Insight and Incidents

25 Jun 2023

Conventional thinking in the software industry—what we call our best practices—sees incidents as an irritating interruption that slows progress against our roadmap. Whatever the most recent failure is, we seek minimum viable fixes to prevent the failure from ever happening again. The range of solutions that can be considered are limited to whatever minimizes disruption to our existing plan. We add alerts, add dashboards, update a runbook, and maybe instrument our code with more logging or tracing. The often unspoken pressure to maintain velocity and get back to the planned work hangs over retrospectives confining what participants will even consider.

There are a few pockets of excellence adopting a different paradigm where incidents are seen as an opportunity to uncover some of the most important insights about our software and our business. Incidents can fuel powerful innovation. Of course we will continually improve the robustness of our systems as we learn new ways they can fail. And there is so much more.

Software design aims to reshape, mold, and change reality. But reality pushes back against our designs—everywhere our systems contact the world we find the world demanding changes to our designs. Paying attention to these points of friction is a way to get a better fit between our code and the world we are trying to improve.

Design and Reality

In Design and Reality: Reframing the problem through design, Mathias Verraes and Rebecca Wirfs-Brock ^[1] describe a moment of insight that resolved tensions in their software design and opened new opportunities. Wirfs-Brock was invited to consult for a company that makes hardware and software for oil rigs. Early in her contract, a competitor’s oil rig exploded in the gulf, motivating their team to look closely at how their own software performed during incidents.

Consider how unusual this is in the software business. The incident wasn’t for their team. It wasn’t even their company. Yet Wirfs-Brock led her team to take their competitor’s misfortune as an opportunity to reflect carefully on their own system to see what there was to learn.

Their initial model assumed alarms are directly connected to emergency conditions in the world. The software’s image of the world was distorted: when engineers turned off the alarm, the software assumed the emergency was over. But it was not. Turning an alarm off doesn’t change the emergency condition in the world. Reflecting on an incident outside of their company, the team discovered a distinction between the alarm sounding, and the state of alertness. They adapted their model to decouple the emergency from the sounding of the alarm by introducing "alert conditions" in addition to "alerts".

There was a missing concept, and at first the team didn’t know something was missing. It wasn’t obvious at first, because there wasn’t a name for “alert condition” in the domain language. The oil rig engineers’ job isn’t designing software or creating a precise language, they just want to be able to respond to alarms and fix problems in peace. Alert conditions didn’t turn up in a specification document, or in any communication between the oil rig engineers. The concept was not used implicitly by the engineers or the software; no, the whole concept did not exist.

…

These creative introductions of novel concepts into the model are rarely discussed in literature about modeling. Software design books talk about turning concepts into types and data structures, but what if the concept isn’t there yet? Forming distinctions, not just abstractions, however, can help clarify a model. These distinctions create opportunities.

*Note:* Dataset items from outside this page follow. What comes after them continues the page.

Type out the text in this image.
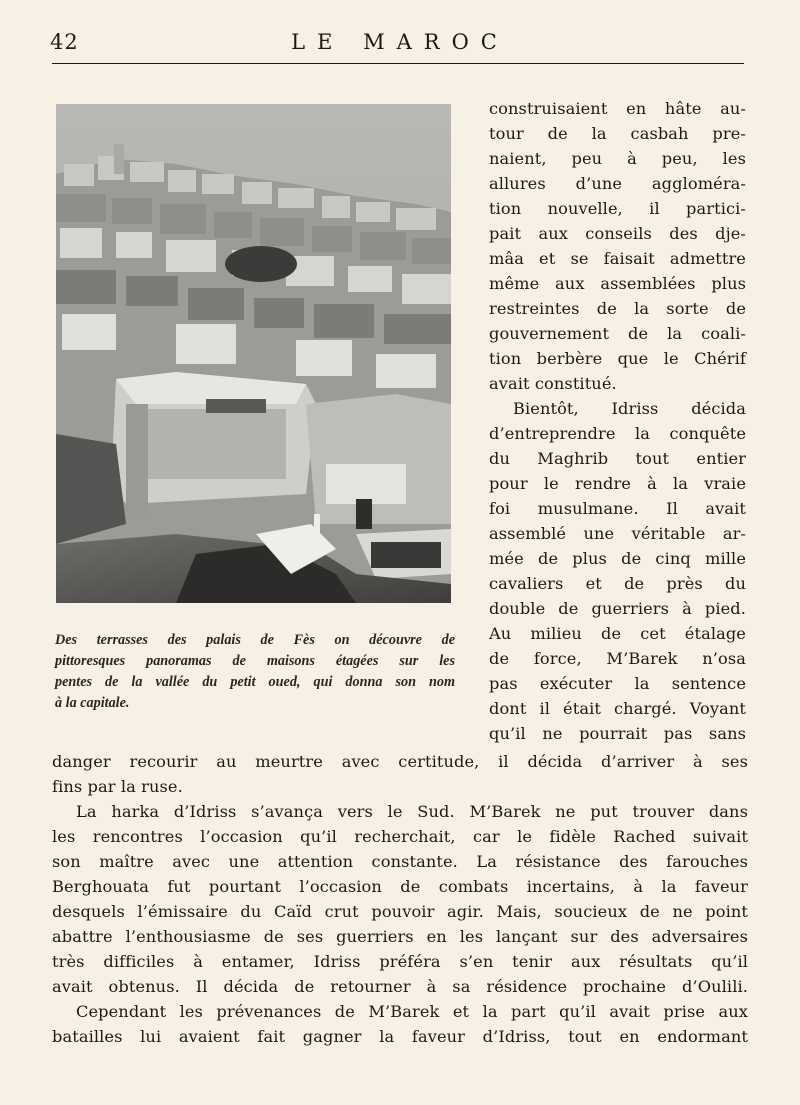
42	LE MAROC
Des terrasses des palais de Fès on découvre de
pittoresques panoramas de maisons étagées sur les
pentes de la vallée du petit oued, qui donna son nom
à la capitale.
construisaient en hâte au-
tour de la casbah pre-
naient, peu à peu, les
allures d’une aggloméra-
tion nouvelle, il partici-
pait aux conseils des dje-
mâa et se faisait admettre
même aux assemblées plus
restreintes de la sorte de
gouvernement de la coali-
tion berbère que le Chérif
avait constitué.
Bientôt, Idriss décida
d’entreprendre la conquête
du Maghrib tout entier
pour le rendre à la vraie
foi musulmane. Il avait
assemblé une véritable ar-
mée de plus de cinq mille
cavaliers et de près du
double de guerriers à pied.
Au milieu de cet étalage
de force, M’Barek n’osa
pas exécuter la sentence
dont il était chargé. Voyant
qu’il ne pourrait pas sans
danger recourir au meurtre avec certitude, il décida d’arriver à ses
fins par la ruse.
La harka d’Idriss s’avança vers le Sud. M’Barek ne put trouver dans
les rencontres l’occasion qu’il recherchait, car le fidèle Rached suivait
son maître avec une attention constante. La résistance des farouches
Berghouata fut pourtant l’occasion de combats incertains, à la faveur
desquels l’émissaire du Caïd crut pouvoir agir. Mais, soucieux de ne point
abattre l’enthousiasme de ses guerriers en les lançant sur des adversaires
très difficiles à entamer, Idriss préféra s’en tenir aux résultats qu’il
avait obtenus. Il décida de retourner à sa résidence prochaine d’Oulili.
Cependant les prévenances de M’Barek et la part qu’il avait prise aux
batailles lui avaient fait gagner la faveur d’Idriss, tout en endormant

Also noteworthy, it often isn’t sufficient to discover a different way of thinking about the business problems. Wirfs-Brock’s team invested the time to improve the design of their software with something not previously on the roadmap.

Generating Insight

There’s an enormous competitive advantage for making this paradigm shift to treat incidents as a source of insight and innovation. This idea comes from Gary Klein, a research psychologist famous for pioneering work in the field of naturalistic decision making—how experts make effective decisions under pressure ^[2]. He shares three paths to generate insight: contradictions, connections, and creative desperation ^[3]. Incidents are a rich source for insights using all three paths.

What contradictions do we see?

How does this process usually work?
And what made it work differently this time?
What surprised us?
What were we expecting to happen and how did reality turn out differently?
What aspects contributed to this failure that were originally added to prevent previous failures? ^[4]

What connections can we find?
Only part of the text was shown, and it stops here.